Da muß der alte Klassenfeind bemüht werden. Eine Auseinandersetzung mit Götz W. Werners bzw. Benediktus Hardorps Argumentation zeigt auf einfache Weise, wer heute bei aller Einkommenbesteuerung die Steuerlast trägt: der Verbraucher. Wenn von einer gerechten Verteilung der Lasten die Rede ist, dann muß auch betrachtet werden, was ein Steuersystem wie bewertet: Wollen wir die Nutzung von Geldmitteln für Investitionen, Schenkungen und Konsum zum Ausgangspunkt der Besteuerung machen oder die Verfügbarkeit über Geldeinkommen? Messen wir jemanden an seinem Handeln, was er also mit seinem Geld macht, oder daran, wieviel er hat?
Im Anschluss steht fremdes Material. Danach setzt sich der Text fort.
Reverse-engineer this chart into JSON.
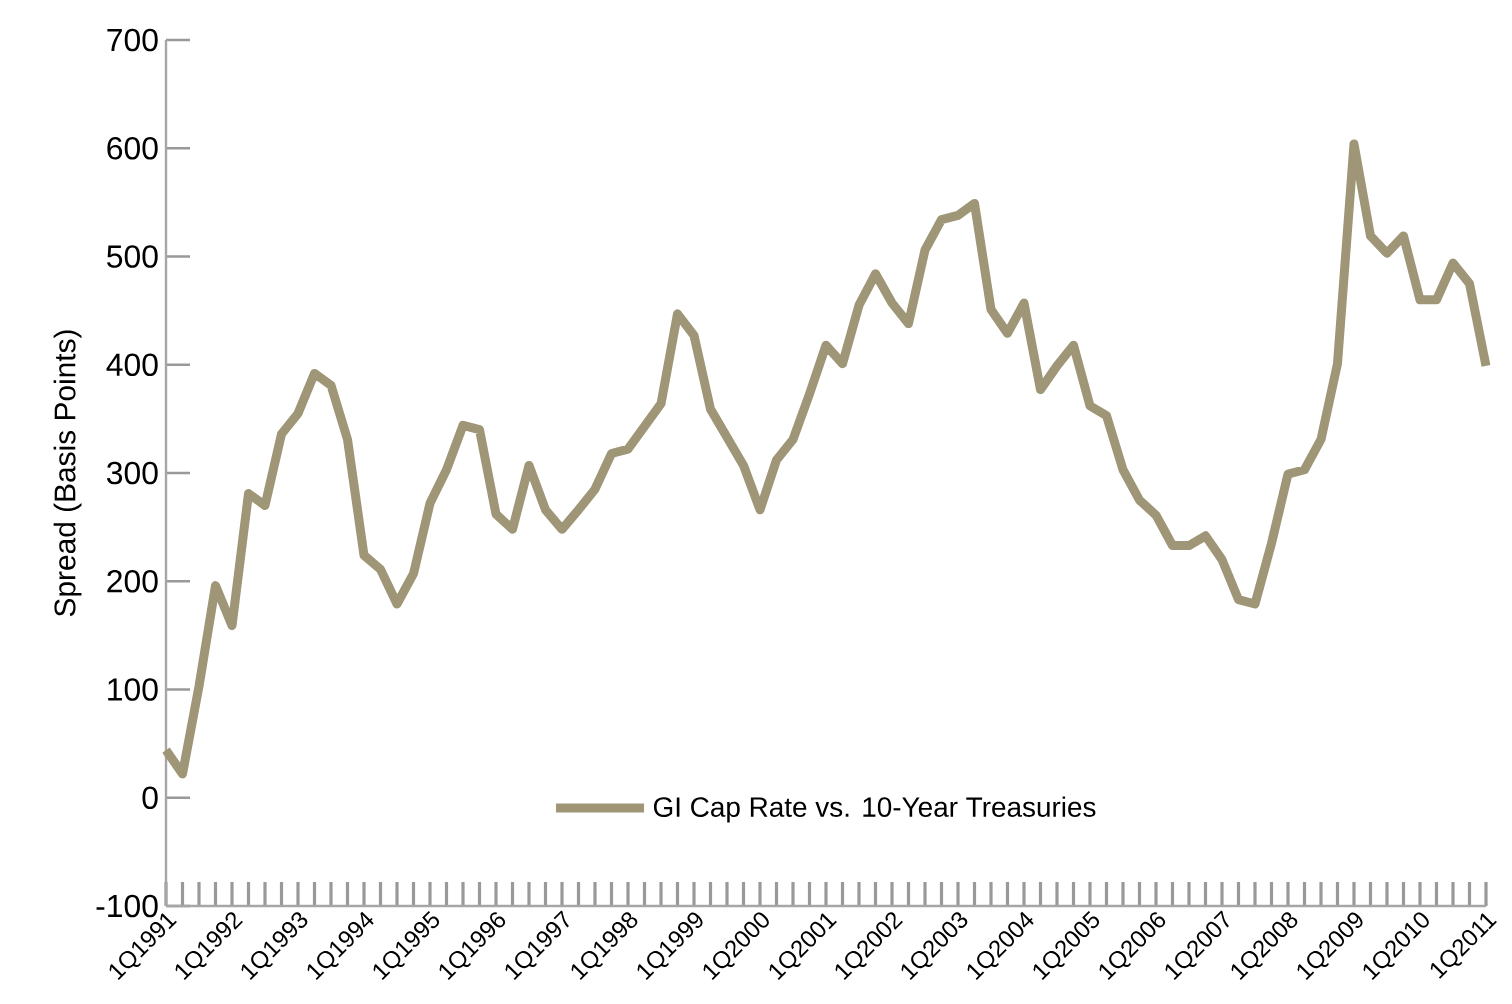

Die Konsumsteuer bewertet das Handeln, denn das ist für unser Gemeinwesen entscheidend.
Zum Schluß heißt es: „Die individuelle Entscheidung, nicht am Erwerbsleben teilhaben zu wollen, gehört nach dem Grundverständnis der Gewerkschaften – und wohl auch nach allgemeiner Auffassung der meisten Bürgerinnen und Bürger – nicht zu den Tatbeständen, die eine gesellschaftliche Unterstützungsleistung auslösen sollten“.
Und warum nicht? Etwa weil all die anderen Leistungen in Familie, Ehrenamt und bürgerschaftlichem Engagement wertlos sind? Hier sollten die Gewerkschaften offen aussprechen, daß sie Erwerbsarbeitsfetischismus betreiben und dem Einzelnen nicht vertrauen, statt sich hinter allgemeinen Formeln zu verstecken.
Das Fazit, das Herr Schabedoth zieht, ist bezeichnend: „Das vorerst letzte gesellschaftliche Großexperiment, einen gesamten Staat als eine Art Beschäftigungsgesellschaft zu organisieren, ist bekanntermaßen gescheitert“. Genau, ließe sich ihm zustimmen, das will das bGE eben nicht, eine Erwerbstätigengesellschaft. Phänomenal ist die Verkehrung der Sachlage ins Gegenteil. Es sin
d doch die Gewerkschaften unter anderen, die genau diese Haltung nicht aufgeben wollen: das Gemeinwesen als Beschäftigten- und Beschäftigungsgesellschaft zu begreifen. Verkehrte Welt.